Rainer Hermann, Beirut in der FAZ
In der engen Häuserschlucht fällt das hohe weiße Gebäude mit der Aufschrift „New TV“ nur deshalb auf, weil Soldaten in Tarnuniformen davor stehen. Seit der Nacht zum Dienstag schützen sie den Eingang des Fernsehsenders. In den Stunden davor hatte ein Mob auf der Straße Benzin ausgegossen und angezündet. Maskierte schossen auf die Eingangstür und setzen Reifen in Brand. Dabei verletzte sich einer der Angreifer. Während die anderen flüchteten, konnten die Nachbarn den jungen Schiiten Wissam Alaeddin festnehmen und der Polizei übergeben. Auf seiner Facebookseite hatte er geschrieben: „Ich gebe mein Leben für Baschar al Assad.“ Sein Leben hat Alaeddin vorerst nicht für den syrischen Staatspräsidenten gegeben, doch nun sitzt er erst einmal in Haft.

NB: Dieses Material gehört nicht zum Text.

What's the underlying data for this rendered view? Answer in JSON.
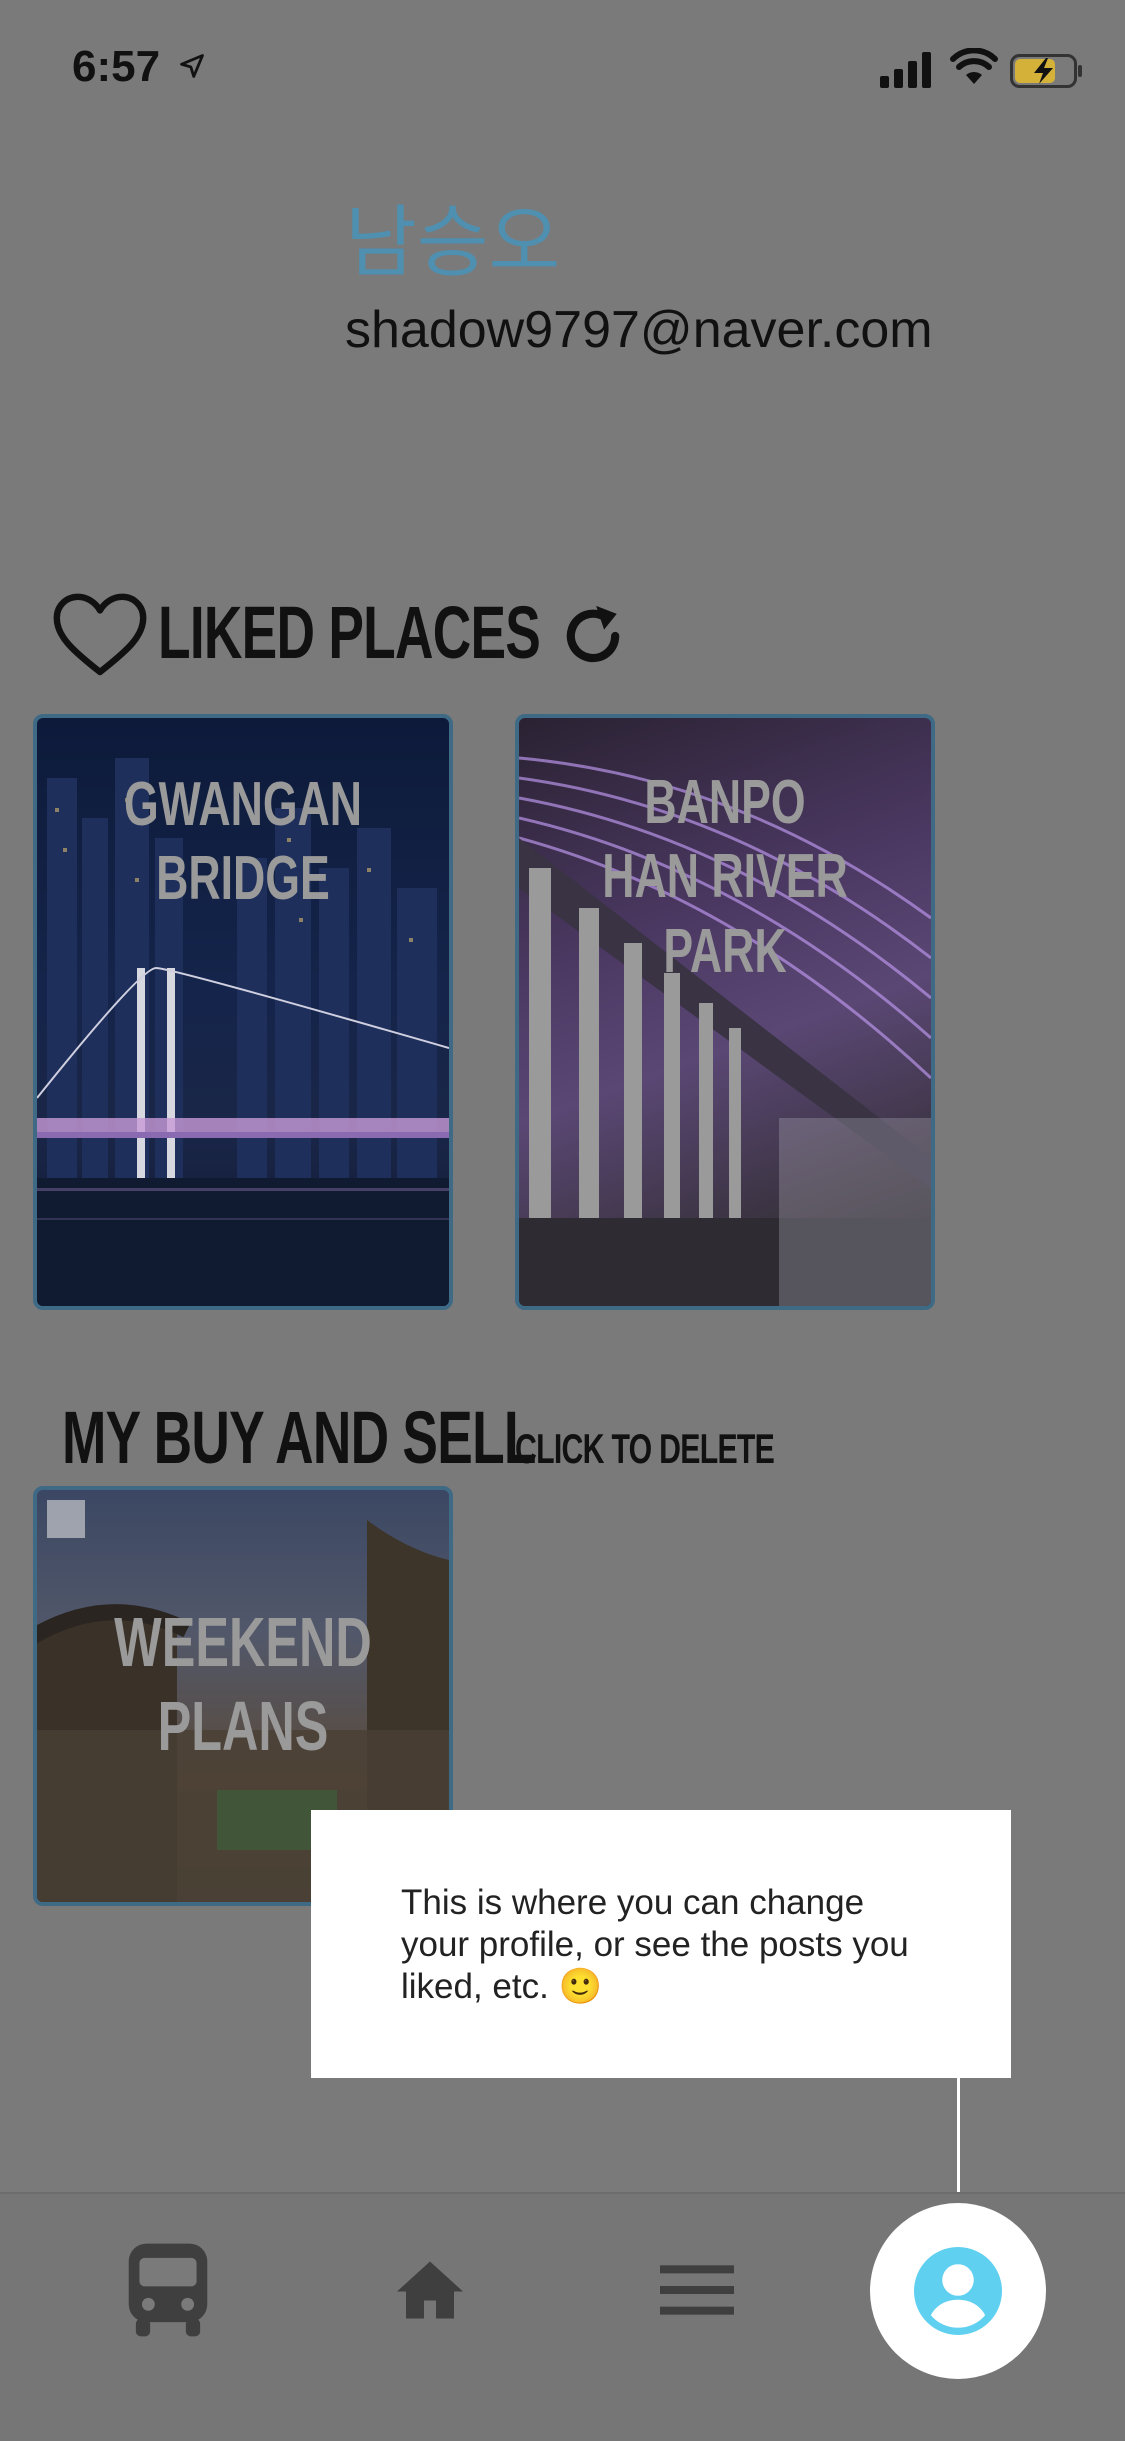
{
  "status_bar": {
    "time": "6:57"
  },
  "profile": {
    "name": "남승오",
    "email": "shadow9797@naver.com"
  },
  "liked": {
    "title": "LIKED PLACES",
    "cards": [
      {
        "title_lines": [
          "GWANGAN BRIDGE"
        ]
      },
      {
        "title_lines": [
          "BANPO",
          "HAN RIVER PARK"
        ]
      }
    ]
  },
  "buy_sell": {
    "title": "MY BUY AND SELL",
    "hint": "CLICK TO DELETE",
    "cards": [
      {
        "title_lines": [
          "WEEKEND",
          "PLANS"
        ]
      }
    ]
  },
  "tooltip": {
    "text": "This is  where you can change your profile, or see the posts you liked, etc. 🙂"
  },
  "icons": {
    "heart": "heart-outline-icon",
    "refresh": "refresh-icon",
    "bus": "bus-icon",
    "home": "home-icon",
    "menu": "menu-icon",
    "profile": "account-circle-icon"
  },
  "colors": {
    "accent": "#5fd0f0",
    "name": "#4f8fb0",
    "card_border": "#3e6a85"
  }
}
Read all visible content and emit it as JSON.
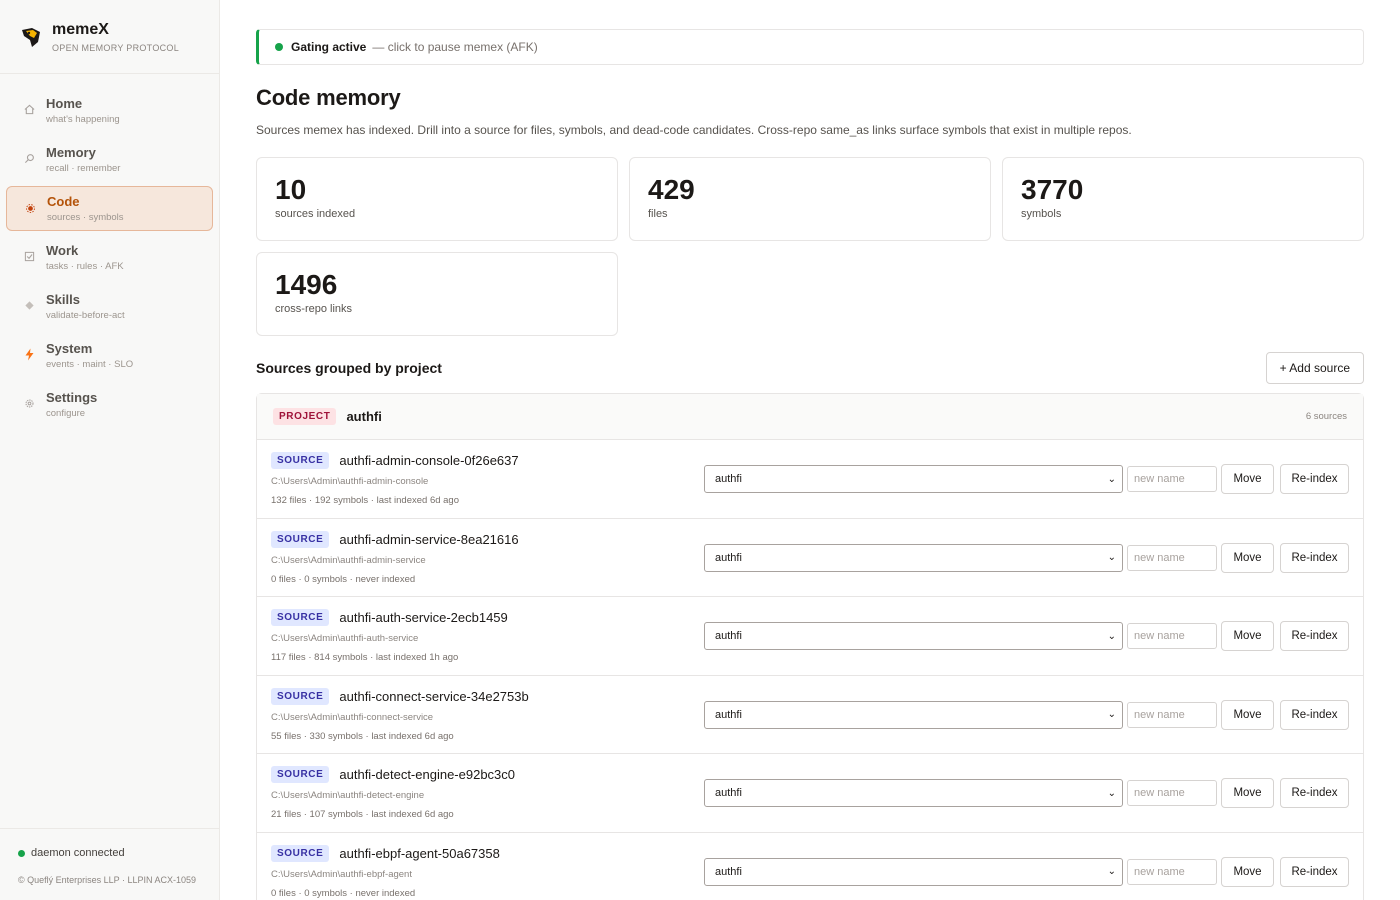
{
  "brand": {
    "name": "memeX",
    "subtitle": "OPEN MEMORY PROTOCOL",
    "logo_icon": "bird-logo-icon"
  },
  "nav": [
    {
      "id": "home",
      "label": "Home",
      "sub": "what's happening",
      "icon": "home-icon",
      "active": false
    },
    {
      "id": "memory",
      "label": "Memory",
      "sub": "recall · remember",
      "icon": "search-icon",
      "active": false
    },
    {
      "id": "code",
      "label": "Code",
      "sub": "sources · symbols",
      "icon": "code-icon",
      "active": true
    },
    {
      "id": "work",
      "label": "Work",
      "sub": "tasks · rules · AFK",
      "icon": "checkbox-icon",
      "active": false
    },
    {
      "id": "skills",
      "label": "Skills",
      "sub": "validate-before-act",
      "icon": "diamond-icon",
      "active": false
    },
    {
      "id": "system",
      "label": "System",
      "sub": "events · maint · SLO",
      "icon": "lightning-icon",
      "active": false
    },
    {
      "id": "settings",
      "label": "Settings",
      "sub": "configure",
      "icon": "gear-icon",
      "active": false
    }
  ],
  "footer": {
    "status": "daemon connected",
    "copyright": "© Queflý Enterprises LLP · LLPIN ACX-1059"
  },
  "gating": {
    "label": "Gating active",
    "hint": "— click to pause memex (AFK)"
  },
  "page": {
    "title": "Code memory",
    "description": "Sources memex has indexed. Drill into a source for files, symbols, and dead-code candidates. Cross-repo same_as links surface symbols that exist in multiple repos."
  },
  "stats": [
    {
      "value": "10",
      "label": "sources indexed"
    },
    {
      "value": "429",
      "label": "files"
    },
    {
      "value": "3770",
      "label": "symbols"
    },
    {
      "value": "1496",
      "label": "cross-repo links"
    }
  ],
  "sources_section": {
    "title": "Sources grouped by project",
    "add_label": "+ Add source"
  },
  "project": {
    "tag": "PROJECT",
    "name": "authfi",
    "count": "6 sources"
  },
  "row_labels": {
    "tag": "SOURCE",
    "placeholder": "new name",
    "move": "Move",
    "reindex": "Re-index"
  },
  "sources": [
    {
      "name": "authfi-admin-console-0f26e637",
      "path": "C:\\Users\\Admin\\authfi-admin-console",
      "meta": "132 files · 192 symbols · last indexed 6d ago",
      "project": "authfi"
    },
    {
      "name": "authfi-admin-service-8ea21616",
      "path": "C:\\Users\\Admin\\authfi-admin-service",
      "meta": "0 files · 0 symbols · never indexed",
      "project": "authfi"
    },
    {
      "name": "authfi-auth-service-2ecb1459",
      "path": "C:\\Users\\Admin\\authfi-auth-service",
      "meta": "117 files · 814 symbols · last indexed 1h ago",
      "project": "authfi"
    },
    {
      "name": "authfi-connect-service-34e2753b",
      "path": "C:\\Users\\Admin\\authfi-connect-service",
      "meta": "55 files · 330 symbols · last indexed 6d ago",
      "project": "authfi"
    },
    {
      "name": "authfi-detect-engine-e92bc3c0",
      "path": "C:\\Users\\Admin\\authfi-detect-engine",
      "meta": "21 files · 107 symbols · last indexed 6d ago",
      "project": "authfi"
    },
    {
      "name": "authfi-ebpf-agent-50a67358",
      "path": "C:\\Users\\Admin\\authfi-ebpf-agent",
      "meta": "0 files · 0 symbols · never indexed",
      "project": "authfi"
    }
  ],
  "colors": {
    "accent": "#b45309",
    "active_bg": "#f6e7dc",
    "status_green": "#16a34a",
    "project_tag_bg": "#fde2e4",
    "source_tag_bg": "#e0e7ff"
  }
}
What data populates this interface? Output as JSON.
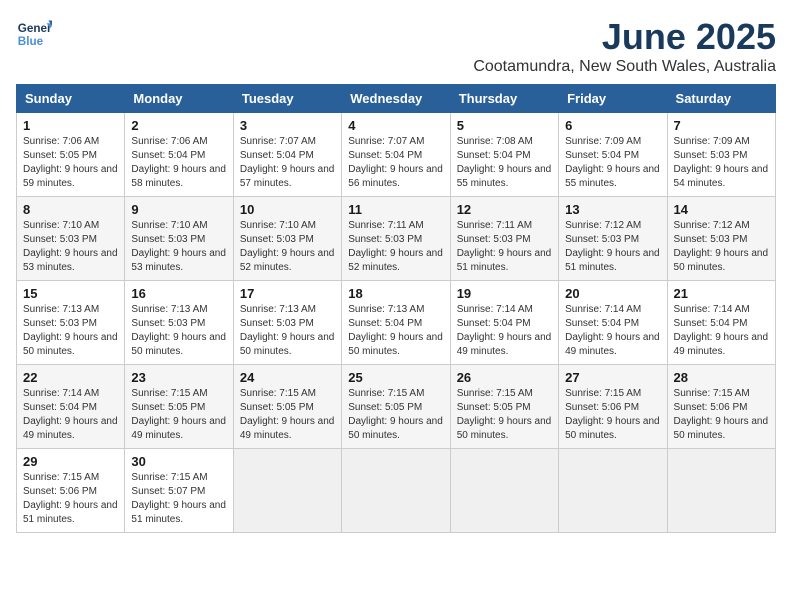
{
  "header": {
    "logo_line1": "General",
    "logo_line2": "Blue",
    "month": "June 2025",
    "location": "Cootamundra, New South Wales, Australia"
  },
  "weekdays": [
    "Sunday",
    "Monday",
    "Tuesday",
    "Wednesday",
    "Thursday",
    "Friday",
    "Saturday"
  ],
  "weeks": [
    [
      {
        "day": "1",
        "sunrise": "Sunrise: 7:06 AM",
        "sunset": "Sunset: 5:05 PM",
        "daylight": "Daylight: 9 hours and 59 minutes."
      },
      {
        "day": "2",
        "sunrise": "Sunrise: 7:06 AM",
        "sunset": "Sunset: 5:04 PM",
        "daylight": "Daylight: 9 hours and 58 minutes."
      },
      {
        "day": "3",
        "sunrise": "Sunrise: 7:07 AM",
        "sunset": "Sunset: 5:04 PM",
        "daylight": "Daylight: 9 hours and 57 minutes."
      },
      {
        "day": "4",
        "sunrise": "Sunrise: 7:07 AM",
        "sunset": "Sunset: 5:04 PM",
        "daylight": "Daylight: 9 hours and 56 minutes."
      },
      {
        "day": "5",
        "sunrise": "Sunrise: 7:08 AM",
        "sunset": "Sunset: 5:04 PM",
        "daylight": "Daylight: 9 hours and 55 minutes."
      },
      {
        "day": "6",
        "sunrise": "Sunrise: 7:09 AM",
        "sunset": "Sunset: 5:04 PM",
        "daylight": "Daylight: 9 hours and 55 minutes."
      },
      {
        "day": "7",
        "sunrise": "Sunrise: 7:09 AM",
        "sunset": "Sunset: 5:03 PM",
        "daylight": "Daylight: 9 hours and 54 minutes."
      }
    ],
    [
      {
        "day": "8",
        "sunrise": "Sunrise: 7:10 AM",
        "sunset": "Sunset: 5:03 PM",
        "daylight": "Daylight: 9 hours and 53 minutes."
      },
      {
        "day": "9",
        "sunrise": "Sunrise: 7:10 AM",
        "sunset": "Sunset: 5:03 PM",
        "daylight": "Daylight: 9 hours and 53 minutes."
      },
      {
        "day": "10",
        "sunrise": "Sunrise: 7:10 AM",
        "sunset": "Sunset: 5:03 PM",
        "daylight": "Daylight: 9 hours and 52 minutes."
      },
      {
        "day": "11",
        "sunrise": "Sunrise: 7:11 AM",
        "sunset": "Sunset: 5:03 PM",
        "daylight": "Daylight: 9 hours and 52 minutes."
      },
      {
        "day": "12",
        "sunrise": "Sunrise: 7:11 AM",
        "sunset": "Sunset: 5:03 PM",
        "daylight": "Daylight: 9 hours and 51 minutes."
      },
      {
        "day": "13",
        "sunrise": "Sunrise: 7:12 AM",
        "sunset": "Sunset: 5:03 PM",
        "daylight": "Daylight: 9 hours and 51 minutes."
      },
      {
        "day": "14",
        "sunrise": "Sunrise: 7:12 AM",
        "sunset": "Sunset: 5:03 PM",
        "daylight": "Daylight: 9 hours and 50 minutes."
      }
    ],
    [
      {
        "day": "15",
        "sunrise": "Sunrise: 7:13 AM",
        "sunset": "Sunset: 5:03 PM",
        "daylight": "Daylight: 9 hours and 50 minutes."
      },
      {
        "day": "16",
        "sunrise": "Sunrise: 7:13 AM",
        "sunset": "Sunset: 5:03 PM",
        "daylight": "Daylight: 9 hours and 50 minutes."
      },
      {
        "day": "17",
        "sunrise": "Sunrise: 7:13 AM",
        "sunset": "Sunset: 5:03 PM",
        "daylight": "Daylight: 9 hours and 50 minutes."
      },
      {
        "day": "18",
        "sunrise": "Sunrise: 7:13 AM",
        "sunset": "Sunset: 5:04 PM",
        "daylight": "Daylight: 9 hours and 50 minutes."
      },
      {
        "day": "19",
        "sunrise": "Sunrise: 7:14 AM",
        "sunset": "Sunset: 5:04 PM",
        "daylight": "Daylight: 9 hours and 49 minutes."
      },
      {
        "day": "20",
        "sunrise": "Sunrise: 7:14 AM",
        "sunset": "Sunset: 5:04 PM",
        "daylight": "Daylight: 9 hours and 49 minutes."
      },
      {
        "day": "21",
        "sunrise": "Sunrise: 7:14 AM",
        "sunset": "Sunset: 5:04 PM",
        "daylight": "Daylight: 9 hours and 49 minutes."
      }
    ],
    [
      {
        "day": "22",
        "sunrise": "Sunrise: 7:14 AM",
        "sunset": "Sunset: 5:04 PM",
        "daylight": "Daylight: 9 hours and 49 minutes."
      },
      {
        "day": "23",
        "sunrise": "Sunrise: 7:15 AM",
        "sunset": "Sunset: 5:05 PM",
        "daylight": "Daylight: 9 hours and 49 minutes."
      },
      {
        "day": "24",
        "sunrise": "Sunrise: 7:15 AM",
        "sunset": "Sunset: 5:05 PM",
        "daylight": "Daylight: 9 hours and 49 minutes."
      },
      {
        "day": "25",
        "sunrise": "Sunrise: 7:15 AM",
        "sunset": "Sunset: 5:05 PM",
        "daylight": "Daylight: 9 hours and 50 minutes."
      },
      {
        "day": "26",
        "sunrise": "Sunrise: 7:15 AM",
        "sunset": "Sunset: 5:05 PM",
        "daylight": "Daylight: 9 hours and 50 minutes."
      },
      {
        "day": "27",
        "sunrise": "Sunrise: 7:15 AM",
        "sunset": "Sunset: 5:06 PM",
        "daylight": "Daylight: 9 hours and 50 minutes."
      },
      {
        "day": "28",
        "sunrise": "Sunrise: 7:15 AM",
        "sunset": "Sunset: 5:06 PM",
        "daylight": "Daylight: 9 hours and 50 minutes."
      }
    ],
    [
      {
        "day": "29",
        "sunrise": "Sunrise: 7:15 AM",
        "sunset": "Sunset: 5:06 PM",
        "daylight": "Daylight: 9 hours and 51 minutes."
      },
      {
        "day": "30",
        "sunrise": "Sunrise: 7:15 AM",
        "sunset": "Sunset: 5:07 PM",
        "daylight": "Daylight: 9 hours and 51 minutes."
      },
      null,
      null,
      null,
      null,
      null
    ]
  ]
}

Der Angriff auf den Fernsehsender in Beirut illustriert die Spannungen, die der Krieg in Syrien im benachbarten Libanon schürt. New TV ist der wohl einzige Sender, der im Libanon überkonfessionell arbeitet. Sein Besitzer Tahsin Khayat ist ein schiitischer Geschäftsmann, die Beschäftigten des Senders stammen aus allen Religionsgemeinschaften. Am Sonntagabend hatte New TV den sunnitischen Geistlichen Ahmad Asir zu einem Interview geladen, und der polemisierte wild gegen die Schiiten und gegen deren Parteien Hizbullah und Amal. Zum Anlass nahm er ein im Libanon zirkulierendes Computerspiel, von dem er glaubt, dass es den sunnitischen Islam diffamiere.
Schon in den Tagen zuvor war der Sunnit Asir gegen den Chef der Hizbullah in der Bekaa-Ebene, Scheich Muhammad Yazbek, ausfällig geworden. Yazbek hatte die den Schiiten verhasste Prophetengattin Aischa verhöhnt – die frühislamische Geschichte spaltet die Muslime auch noch in der Gegenwart. New TV wusste schon am Sonntagabend, welche Wirkung die Polemik von Ahmad Asir, dem Star unter den neuen salafistischen Predigern des Libanon, haben könnte und nahm den Text zu dem Interview von seiner Website. Dennoch griff der schiitische Mob am Montagabend an. Am Dienstag besuchte dann einer der führenden Abgeordneten der Hizbullah, Hassan Fadlallah, den Sender, um den Angriff zu verurteilen.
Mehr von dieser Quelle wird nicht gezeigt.